3.9. Tutorial Exercises#

The tutorial exercises this week will form the basis of your next hand-in assignment. You will be using real data that were collected in 2019 about people’s perception of their social standing and their happiness. These data were collected online by the well-respected polling company YouGov. The data are intended to be representative of the UK population.

Note: as well as completing these exercises, it’s a good idea to review the instructions for the assignment ahead of the tutorial, so that you can check you understanding with your tutor.

The variables are as follows:

  • happy (a continuous measure ranging from 0-10, where higher scores are greater happiness)

  • ladder (a continuous measure of 1-11 where participants rate themselves in their standing in society, where the lowest rung on the ladder was labelled “bottom of society” and the top rung as “top of society”)

  • age (a continuous measure in years)

  • marital (a categorical measure of marital status with three categories)

  • work (a categorical measure of working status with four categories)

  • educ ( a categorical measure of educational qualifications summarised into 3 categories)

  • sex (male, female)

  • leftout (a categorical variable in which people state whether they agree or disagree that they feel left out of society)

  • income (a categorical variable with four categories)

  • region (a categorical variable with twelve categories)

3.9.1. Set up Python libraries#

As usual, run the code cell below to import the relevant Python libraries

# Set-up Python libraries - you need to run this but you don't need to change it
import numpy as np
import matplotlib.pyplot as plt
import scipy.stats as stats
import pandas as pd
import seaborn as sns
sns.set_theme(style='white')
import statsmodels.api as sm
import statsmodels.formula.api as smf

3.9.2. Import and view the data#

# Your code here to import the data from the file Happy.csv

3.9.3. Data cleaning#

First, get to know your data and do any necessary data cleaning.
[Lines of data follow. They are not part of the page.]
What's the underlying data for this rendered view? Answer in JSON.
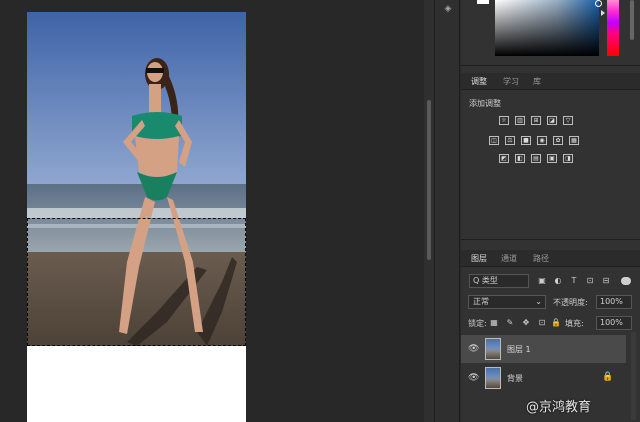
{
  "adjustments": {
    "tabs": [
      "调整",
      "学习",
      "库"
    ],
    "title": "添加调整",
    "row1": [
      "☼",
      "▥",
      "⊞",
      "◪",
      "▽"
    ],
    "row2": [
      "◫",
      "⚖",
      "■",
      "◉",
      "✿",
      "▦"
    ],
    "row3": [
      "◩",
      "◧",
      "▤",
      "▣",
      "◨"
    ]
  },
  "layers": {
    "tabs": [
      "图层",
      "通道",
      "路径"
    ],
    "filter_label": "Q 类型",
    "filter_icons": [
      "▣",
      "◐",
      "T",
      "⊡",
      "⊟"
    ],
    "blend_mode": "正常",
    "opacity_label": "不透明度:",
    "opacity_value": "100%",
    "lock_label": "锁定:",
    "lock_icons": [
      "▦",
      "✎",
      "✥",
      "⊡",
      "🔒"
    ],
    "fill_label": "填充:",
    "fill_value": "100%",
    "items": [
      {
        "name": "图层 1",
        "visible": true,
        "selected": true
      },
      {
        "name": "背景",
        "visible": true,
        "locked": true
      }
    ]
  },
  "watermark": "@京鸿教育"
}
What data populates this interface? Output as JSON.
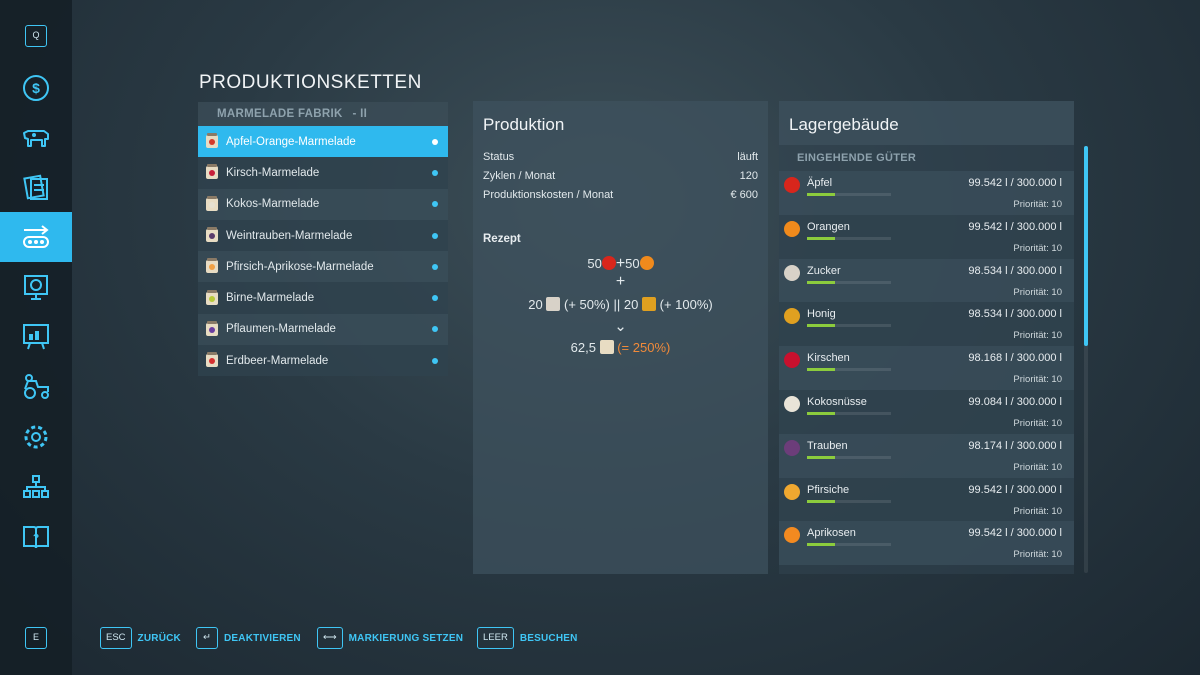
{
  "sidebar": {
    "top_key": "Q",
    "bottom_key": "E",
    "icons": [
      "dollar-icon",
      "cow-icon",
      "contracts-icon",
      "production-chains-icon",
      "statistics-icon",
      "chart-board-icon",
      "vehicles-icon",
      "settings-icon",
      "hierarchy-icon",
      "help-book-icon"
    ],
    "active_index": 3
  },
  "page_title": "PRODUKTIONSKETTEN",
  "production_list": {
    "header": "MARMELADE FABRIK",
    "header_suffix": "- II",
    "items": [
      {
        "label": "Apfel-Orange-Marmelade",
        "fruit_color": "#d43a2a",
        "selected": true
      },
      {
        "label": "Kirsch-Marmelade",
        "fruit_color": "#c81f3a"
      },
      {
        "label": "Kokos-Marmelade",
        "fruit_color": "#e6e0d0"
      },
      {
        "label": "Weintrauben-Marmelade",
        "fruit_color": "#5a3b6b"
      },
      {
        "label": "Pfirsich-Aprikose-Marmelade",
        "fruit_color": "#f0a045"
      },
      {
        "label": "Birne-Marmelade",
        "fruit_color": "#b8c93a"
      },
      {
        "label": "Pflaumen-Marmelade",
        "fruit_color": "#6a3ea0"
      },
      {
        "label": "Erdbeer-Marmelade",
        "fruit_color": "#d63030"
      }
    ]
  },
  "production": {
    "title": "Produktion",
    "rows": [
      {
        "label": "Status",
        "value": "läuft"
      },
      {
        "label": "Zyklen / Monat",
        "value": "120"
      },
      {
        "label": "Produktionskosten / Monat",
        "value": "€ 600"
      }
    ],
    "recipe_label": "Rezept",
    "recipe": {
      "input_a": "50",
      "plus_between": "+",
      "input_b": "50",
      "plus_line": "+",
      "boost_a": "20",
      "boost_a_pct": "(+ 50%)",
      "separator": "||",
      "boost_b": "20",
      "boost_b_pct": "(+ 100%)",
      "arrow": "⌄",
      "output": "62,5",
      "output_pct": "(= 250%)"
    }
  },
  "storage": {
    "title": "Lagergebäude",
    "sub_header": "EINGEHENDE GÜTER",
    "items": [
      {
        "name": "Äpfel",
        "amount": "99.542 l / 300.000 l",
        "priority": "Priorität: 10",
        "fill": 0.33,
        "icon": "apple-icon",
        "color": "#d8261c"
      },
      {
        "name": "Orangen",
        "amount": "99.542 l / 300.000 l",
        "priority": "Priorität: 10",
        "fill": 0.33,
        "icon": "orange-icon",
        "color": "#f08a1c"
      },
      {
        "name": "Zucker",
        "amount": "98.534 l / 300.000 l",
        "priority": "Priorität: 10",
        "fill": 0.33,
        "icon": "sugar-icon",
        "color": "#d8d2c8"
      },
      {
        "name": "Honig",
        "amount": "98.534 l / 300.000 l",
        "priority": "Priorität: 10",
        "fill": 0.33,
        "icon": "honey-icon",
        "color": "#e0a020"
      },
      {
        "name": "Kirschen",
        "amount": "98.168 l / 300.000 l",
        "priority": "Priorität: 10",
        "fill": 0.33,
        "icon": "cherries-icon",
        "color": "#c8102e"
      },
      {
        "name": "Kokosnüsse",
        "amount": "99.084 l / 300.000 l",
        "priority": "Priorität: 10",
        "fill": 0.33,
        "icon": "coconut-icon",
        "color": "#e9e4d8"
      },
      {
        "name": "Trauben",
        "amount": "98.174 l / 300.000 l",
        "priority": "Priorität: 10",
        "fill": 0.33,
        "icon": "grapes-icon",
        "color": "#6c3d7a"
      },
      {
        "name": "Pfirsiche",
        "amount": "99.542 l / 300.000 l",
        "priority": "Priorität: 10",
        "fill": 0.33,
        "icon": "peach-icon",
        "color": "#f0a830"
      },
      {
        "name": "Aprikosen",
        "amount": "99.542 l / 300.000 l",
        "priority": "Priorität: 10",
        "fill": 0.33,
        "icon": "apricot-icon",
        "color": "#f38a20"
      }
    ]
  },
  "bottom_bar": [
    {
      "key": "ESC",
      "label": "ZURÜCK"
    },
    {
      "key": "↵",
      "label": "DEAKTIVIEREN"
    },
    {
      "key": "⟷",
      "label": "MARKIERUNG SETZEN"
    },
    {
      "key": "LEER",
      "label": "BESUCHEN"
    }
  ],
  "colors": {
    "accent": "#2fb9ee",
    "bar_fill": "#8ccc3d",
    "highlight_orange": "#f08a3a"
  }
}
YouGov uses codes of 99 to indicate missing data. Change these to NaN.

# Your code here to remove missing values!

3.9.4. Control Variables#

  • The outcome variable here is happy

  • The main explanatory variable is ladder

  • There are a set of 8 possible control variables.

Which do you think might be important controls here?

There is no right or wrong answer here but think about your reasons for selecting your control variables (don’t just throw all of them in!).

Specify two regression models - Model 1 includes just the main explanatory variable. Model 2 adds the control variables of your choice (and keeps the main explanatory variable). Calculate the RMSE for both.

# Your code here!

3.9.5. Compare your two models:#

  • Which is better fitting in terms of the \(R^2\)?

  • And which has a smaller spread of values around the regression line?

# Your answer here!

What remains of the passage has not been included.